Setting Default Configurations#

Configuring by spark-defaults.conf at the engine side is the best way to set up Kyuubi with DRA. All engines will be instantiated with DRA enabled.

Here is a config setting that we use in our platform when deploying Kyuubi.

spark.dynamicAllocation.enabled=true
##false if prefer shuffle tracking than ESS
spark.shuffle.service.enabled=true
spark.dynamicAllocation.initialExecutors=10
spark.dynamicAllocation.minExecutors=10
spark.dynamicAllocation.maxExecutors=500
spark.dynamicAllocation.executorAllocationRatio=0.5
spark.dynamicAllocation.executorIdleTimeout=60s
spark.dynamicAllocation.cachedExecutorIdleTimeout=30min
# true if prefer shuffle tracking than ESS
spark.dynamicAllocation.shuffleTracking.enabled=false
spark.dynamicAllocation.shuffleTracking.timeout=30min
spark.dynamicAllocation.schedulerBacklogTimeout=1s
spark.dynamicAllocation.sustainedSchedulerBacklogTimeout=1s
spark.cleaner.periodicGC.interval=5min

Note that, spark.cleaner.periodicGC.interval=5min is useful here when spark.dynamicAllocation.shuffleTracking.enabled is enabled, as we can tell Spark to be more active for shuffle data GC.

Setting User Default Settings#

On the server-side, the workloads for different users might be different.

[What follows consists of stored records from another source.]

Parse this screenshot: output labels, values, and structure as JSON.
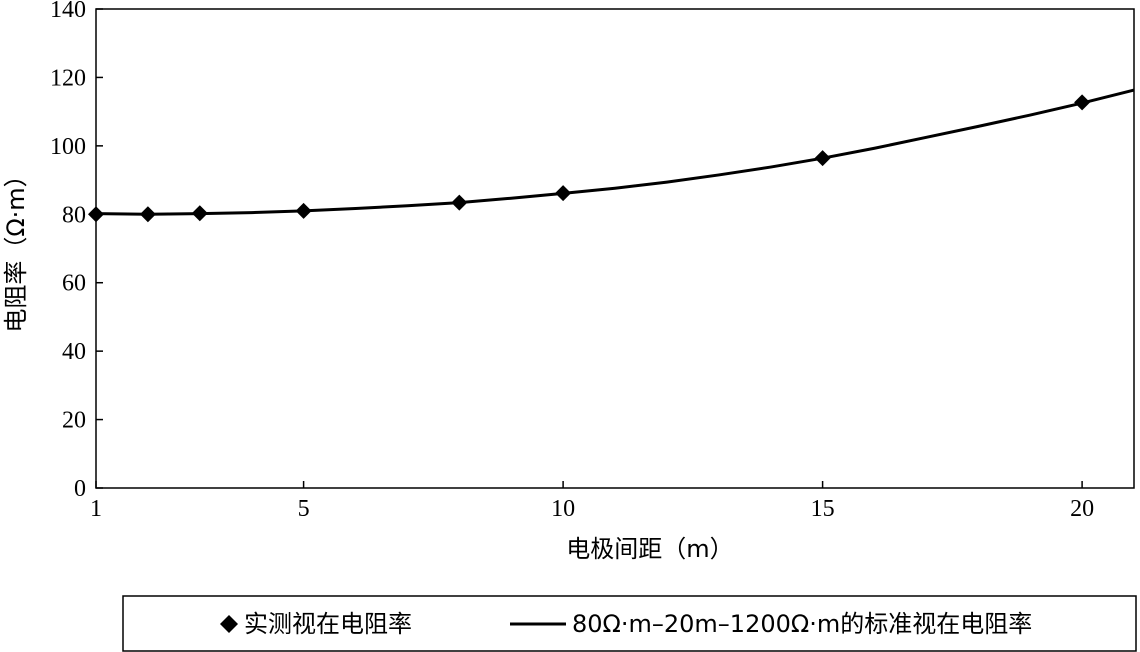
{
  "chart_data": {
    "type": "line",
    "title": "",
    "xlabel": "电极间距（m）",
    "ylabel": "电阻率（Ω·m）",
    "xlim": [
      1,
      21
    ],
    "ylim": [
      0,
      140
    ],
    "xticks": [
      1,
      5,
      10,
      15,
      20
    ],
    "yticks": [
      0,
      20,
      40,
      60,
      80,
      100,
      120,
      140
    ],
    "grid": false,
    "legend_placement": "bottom",
    "series": [
      {
        "name": "实测视在电阻率",
        "type": "scatter",
        "marker": "diamond",
        "color": "#000000",
        "x": [
          1,
          2,
          3,
          5,
          8,
          10,
          15,
          20
        ],
        "y": [
          80,
          80,
          80.3,
          81,
          83.4,
          86.2,
          96.4,
          112.7
        ]
      },
      {
        "name": "80Ω·m–20m–1200Ω·m的标准视在电阻率",
        "type": "line",
        "color": "#000000",
        "x": [
          1,
          2,
          3,
          4,
          5,
          6,
          7,
          8,
          9,
          10,
          11,
          12,
          13,
          14,
          15,
          16,
          17,
          18,
          19,
          20,
          21
        ],
        "y": [
          80.2,
          80.0,
          80.2,
          80.5,
          81.0,
          81.7,
          82.5,
          83.4,
          84.7,
          86.1,
          87.6,
          89.4,
          91.5,
          93.8,
          96.4,
          99.3,
          102.5,
          105.7,
          109.0,
          112.5,
          116.3
        ]
      }
    ]
  }
}
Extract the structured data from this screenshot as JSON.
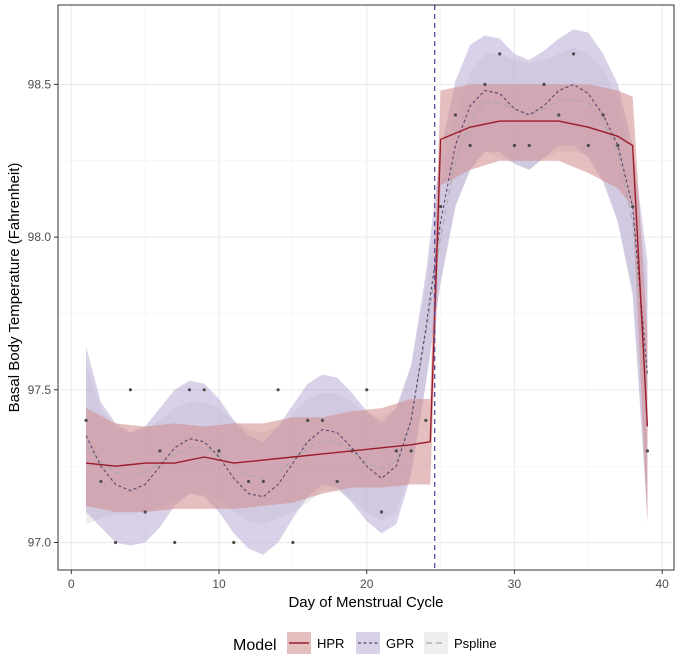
{
  "chart_data": {
    "type": "line",
    "xlabel": "Day of Menstrual Cycle",
    "ylabel": "Basal Body Temperature (Fahrenheit)",
    "xlim": [
      -0.9,
      40.8
    ],
    "ylim": [
      96.91,
      98.76
    ],
    "x_ticks": [
      0,
      10,
      20,
      30,
      40
    ],
    "x_tick_labels": [
      "0",
      "10",
      "20",
      "30",
      "40"
    ],
    "y_ticks": [
      97.0,
      97.5,
      98.0,
      98.5
    ],
    "y_tick_labels": [
      "97.0",
      "97.5",
      "98.0",
      "98.5"
    ],
    "grid": true,
    "legend_position": "bottom",
    "legend_title": "Model",
    "vline": {
      "x": 24.6,
      "color": "#5a4a9c"
    },
    "colors": {
      "HPR": "#9b1b2a",
      "HPR_band": "#cf8a8c",
      "GPR": "#5a4770",
      "GPR_band": "#b4a4cf",
      "Pspline": "#a9a9a9",
      "Pspline_band": "#dadada",
      "points": "#4d4d4d"
    },
    "points": {
      "x": [
        1,
        2,
        3,
        4,
        5,
        6,
        7,
        8,
        9,
        10,
        11,
        12,
        13,
        14,
        15,
        16,
        17,
        18,
        19,
        20,
        21,
        22,
        23,
        24,
        25,
        26,
        27,
        28,
        29,
        30,
        31,
        32,
        33,
        34,
        35,
        36,
        37,
        38,
        39
      ],
      "y": [
        97.4,
        97.2,
        97.0,
        97.5,
        97.1,
        97.3,
        97.0,
        97.5,
        97.5,
        97.3,
        97.0,
        97.2,
        97.2,
        97.5,
        97.0,
        97.4,
        97.4,
        97.2,
        97.3,
        97.5,
        97.1,
        97.3,
        97.3,
        97.4,
        98.1,
        98.4,
        98.3,
        98.5,
        98.6,
        98.3,
        98.3,
        98.5,
        98.4,
        98.6,
        98.3,
        98.4,
        98.3,
        98.1,
        97.3
      ]
    },
    "series": [
      {
        "name": "HPR",
        "x": [
          1,
          3,
          5,
          7,
          9,
          11,
          13,
          15,
          17,
          19,
          21,
          23,
          24.3,
          24.7,
          25,
          27,
          29,
          31,
          33,
          35,
          37,
          38,
          39
        ],
        "y": [
          97.26,
          97.25,
          97.26,
          97.26,
          97.28,
          97.26,
          97.27,
          97.28,
          97.29,
          97.3,
          97.31,
          97.32,
          97.33,
          97.88,
          98.32,
          98.36,
          98.38,
          98.38,
          98.38,
          98.36,
          98.33,
          98.3,
          97.38
        ],
        "lower": [
          97.12,
          97.1,
          97.1,
          97.11,
          97.11,
          97.11,
          97.12,
          97.13,
          97.16,
          97.18,
          97.18,
          97.19,
          97.19,
          97.72,
          98.17,
          98.22,
          98.25,
          98.25,
          98.25,
          98.21,
          98.16,
          98.1,
          97.06
        ],
        "upper": [
          97.44,
          97.39,
          97.38,
          97.39,
          97.38,
          97.39,
          97.39,
          97.41,
          97.41,
          97.43,
          97.44,
          97.47,
          97.47,
          98.08,
          98.48,
          98.5,
          98.5,
          98.5,
          98.5,
          98.5,
          98.48,
          98.46,
          97.68
        ]
      },
      {
        "name": "GPR",
        "x": [
          1,
          2,
          3,
          4,
          5,
          6,
          7,
          8,
          9,
          10,
          11,
          12,
          13,
          14,
          15,
          16,
          17,
          18,
          19,
          20,
          21,
          22,
          23,
          24,
          25,
          26,
          27,
          28,
          29,
          30,
          31,
          32,
          33,
          34,
          35,
          36,
          37,
          38,
          39
        ],
        "y": [
          97.35,
          97.25,
          97.19,
          97.17,
          97.19,
          97.25,
          97.31,
          97.34,
          97.33,
          97.28,
          97.21,
          97.16,
          97.15,
          97.19,
          97.26,
          97.33,
          97.37,
          97.36,
          97.31,
          97.25,
          97.21,
          97.25,
          97.4,
          97.7,
          98.05,
          98.3,
          98.43,
          98.48,
          98.47,
          98.42,
          98.4,
          98.43,
          98.48,
          98.5,
          98.47,
          98.4,
          98.3,
          98.1,
          97.55
        ],
        "lower": [
          97.1,
          97.05,
          97.0,
          96.99,
          97.0,
          97.05,
          97.12,
          97.16,
          97.15,
          97.1,
          97.03,
          96.98,
          96.96,
          97.0,
          97.08,
          97.15,
          97.19,
          97.18,
          97.13,
          97.07,
          97.03,
          97.06,
          97.22,
          97.52,
          97.85,
          98.1,
          98.22,
          98.28,
          98.28,
          98.24,
          98.22,
          98.26,
          98.3,
          98.3,
          98.26,
          98.18,
          98.05,
          97.82,
          97.08
        ],
        "upper": [
          97.64,
          97.46,
          97.39,
          97.36,
          97.38,
          97.44,
          97.5,
          97.53,
          97.52,
          97.47,
          97.4,
          97.35,
          97.33,
          97.38,
          97.45,
          97.52,
          97.55,
          97.54,
          97.49,
          97.43,
          97.39,
          97.44,
          97.58,
          97.88,
          98.28,
          98.51,
          98.63,
          98.66,
          98.65,
          98.6,
          98.58,
          98.61,
          98.65,
          98.68,
          98.67,
          98.6,
          98.5,
          98.3,
          97.92
        ]
      },
      {
        "name": "Pspline",
        "x": [
          1,
          2,
          3,
          4,
          5,
          6,
          7,
          8,
          9,
          10,
          11,
          12,
          13,
          14,
          15,
          16,
          17,
          18,
          19,
          20,
          21,
          22,
          23,
          24,
          25,
          26,
          27,
          28,
          29,
          30,
          31,
          32,
          33,
          34,
          35,
          36,
          37,
          38,
          39
        ],
        "y": [
          97.32,
          97.26,
          97.23,
          97.22,
          97.23,
          97.26,
          97.29,
          97.31,
          97.31,
          97.29,
          97.25,
          97.22,
          97.21,
          97.23,
          97.27,
          97.31,
          97.33,
          97.33,
          97.3,
          97.26,
          97.24,
          97.27,
          97.4,
          97.68,
          98.0,
          98.25,
          98.38,
          98.44,
          98.44,
          98.42,
          98.4,
          98.42,
          98.45,
          98.45,
          98.44,
          98.38,
          98.28,
          98.05,
          97.5
        ],
        "lower": [
          97.06,
          97.08,
          97.09,
          97.09,
          97.1,
          97.12,
          97.14,
          97.16,
          97.16,
          97.14,
          97.1,
          97.07,
          97.06,
          97.08,
          97.1,
          97.13,
          97.17,
          97.17,
          97.14,
          97.1,
          97.07,
          97.1,
          97.23,
          97.52,
          97.85,
          98.1,
          98.22,
          98.28,
          98.26,
          98.24,
          98.22,
          98.26,
          98.28,
          98.28,
          98.27,
          98.2,
          98.05,
          97.8,
          97.1
        ],
        "upper": [
          97.58,
          97.44,
          97.37,
          97.36,
          97.37,
          97.4,
          97.44,
          97.46,
          97.46,
          97.44,
          97.4,
          97.37,
          97.36,
          97.38,
          97.42,
          97.47,
          97.49,
          97.49,
          97.46,
          97.42,
          97.41,
          97.44,
          97.57,
          97.84,
          98.18,
          98.4,
          98.54,
          98.6,
          98.6,
          98.58,
          98.57,
          98.58,
          98.6,
          98.62,
          98.6,
          98.55,
          98.45,
          98.25,
          97.85
        ]
      }
    ]
  }
}
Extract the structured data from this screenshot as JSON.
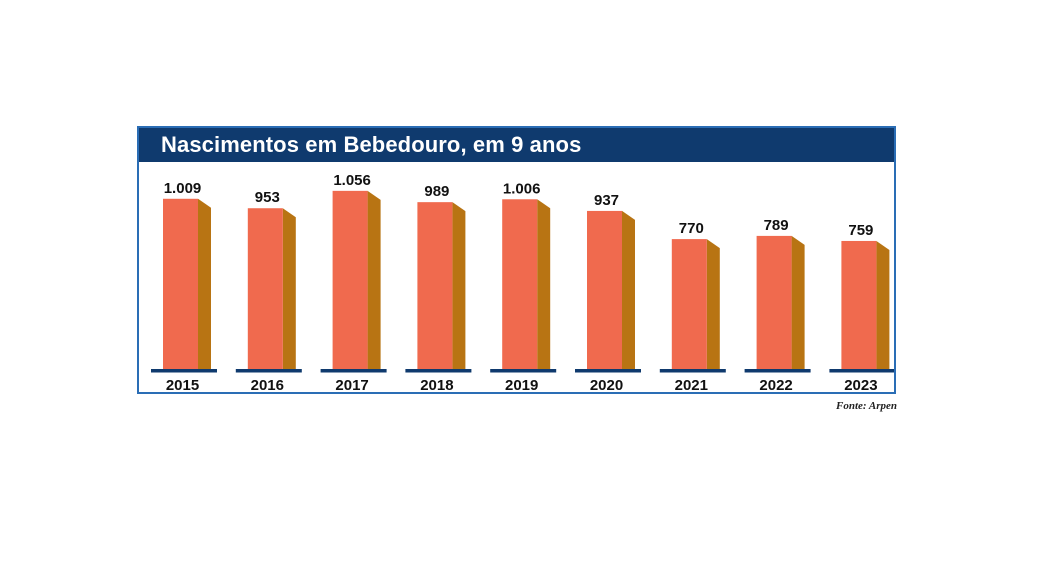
{
  "chart_data": {
    "type": "bar",
    "title": "Nascimentos em Bebedouro, em 9 anos",
    "categories": [
      "2015",
      "2016",
      "2017",
      "2018",
      "2019",
      "2020",
      "2021",
      "2022",
      "2023"
    ],
    "values": [
      1009,
      953,
      1056,
      989,
      1006,
      937,
      770,
      789,
      759
    ],
    "value_labels": [
      "1.009",
      "953",
      "1.056",
      "989",
      "1.006",
      "937",
      "770",
      "789",
      "759"
    ],
    "xlabel": "",
    "ylabel": "",
    "grid": false,
    "legend": "none"
  },
  "source": "Fonte: Arpen",
  "colors": {
    "header": "#0f3a6e",
    "frame_border": "#2a6db5",
    "bar_front": "#f06a4e",
    "bar_side": "#b87413",
    "bar_top": "#f59a7e",
    "baseline": "#0f3a6e"
  }
}
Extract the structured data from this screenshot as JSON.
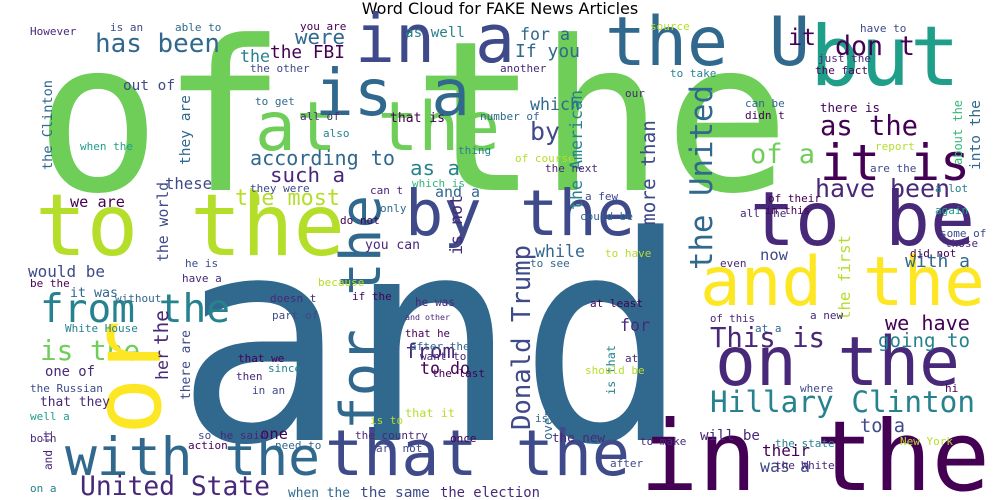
{
  "chart_data": {
    "type": "wordcloud",
    "title": "Word Cloud for FAKE News Articles",
    "words": [
      "of the",
      "and",
      "in the",
      "to the",
      "at the",
      "is a",
      "in a",
      "the U",
      "but",
      "it is",
      "to be",
      "and the",
      "on the",
      "by the",
      "with the",
      "that the",
      "from the",
      "is the",
      "or",
      "for the",
      "Donald Trump",
      "the United",
      "Hillary Clinton",
      "This is",
      "United State",
      "has been",
      "have been",
      "as the",
      "of a",
      "it",
      "don t",
      "If you",
      "for a",
      "as a",
      "as well",
      "and a",
      "such a",
      "according to",
      "the most",
      "the FBI",
      "the",
      "were",
      "out of",
      "that is",
      "which",
      "by",
      "more than",
      "the American",
      "is not",
      "while",
      "you can",
      "from",
      "to do",
      "that it",
      "is that",
      "over the",
      "for",
      "the new",
      "will be",
      "was a",
      "their",
      "to a",
      "going to",
      "we have",
      "with a",
      "the first",
      "about the",
      "into the",
      "there is",
      "the world",
      "the",
      "the Clinton",
      "we are",
      "would be",
      "it was",
      "one of",
      "that they",
      "and it",
      "her",
      "there are",
      "they are",
      "these",
      "that he",
      "he was",
      "and other",
      "one",
      "when the",
      "the same",
      "the election",
      "now",
      "in this",
      "of this",
      "However",
      "is an",
      "able to",
      "you are",
      "source",
      "have to",
      "just the",
      "the fact",
      "to take",
      "another",
      "the other",
      "to get",
      "all of",
      "also",
      "when the",
      "can be",
      "didn t",
      "report",
      "are the",
      "the next",
      "of course",
      "number of",
      "thing",
      "our",
      "they were",
      "do not",
      "only",
      "can t",
      "which is",
      "a few",
      "could be",
      "all the",
      "of their",
      "a lot",
      "again",
      "some of",
      "those",
      "did not",
      "to see",
      "to have",
      "even",
      "at least",
      "White House",
      "he is",
      "have a",
      "be the",
      "without",
      "doesn t",
      "because",
      "part of",
      "if the",
      "after the",
      "want to",
      "that we",
      "since",
      "then",
      "in an",
      "the last",
      "should be",
      "at",
      "the Russian",
      "well a",
      "both",
      "on a",
      "so",
      "he said",
      "need to",
      "action",
      "is to",
      "the country",
      "are not",
      "once",
      "is no",
      "to make",
      "after",
      "the state",
      "the White",
      "New York",
      "where",
      "hi",
      "at a",
      "a new"
    ]
  }
}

Then we can set different defaults for them via the User Defaults in $KYUUBI_HOME/conf/kyuubi-defaults.conf

# For a user named kent
___kent___.spark.dynamicAllocation.maxExecutors=20
# For a user named bob
___bob___.spark.dynamicAllocation.maxExecutors=600

In this case, the user named kent can only use 20 executors for his engines, but bob can use 600 executors for better performance or handle heavy workloads.

Dynamically Setting#

All AQE related configurations are static of Spark core and unchangeable by SET commands before each SQL query. For example,

SET spark.dynamicAllocation.maxExecutors=33;
SELECT * FROM default.tableA;

For the above case, the value - 33 will not affect as Spark does not support change core configurations in runtime.

Instead, end-users can set them via JDBC Connection URL for some specific cases.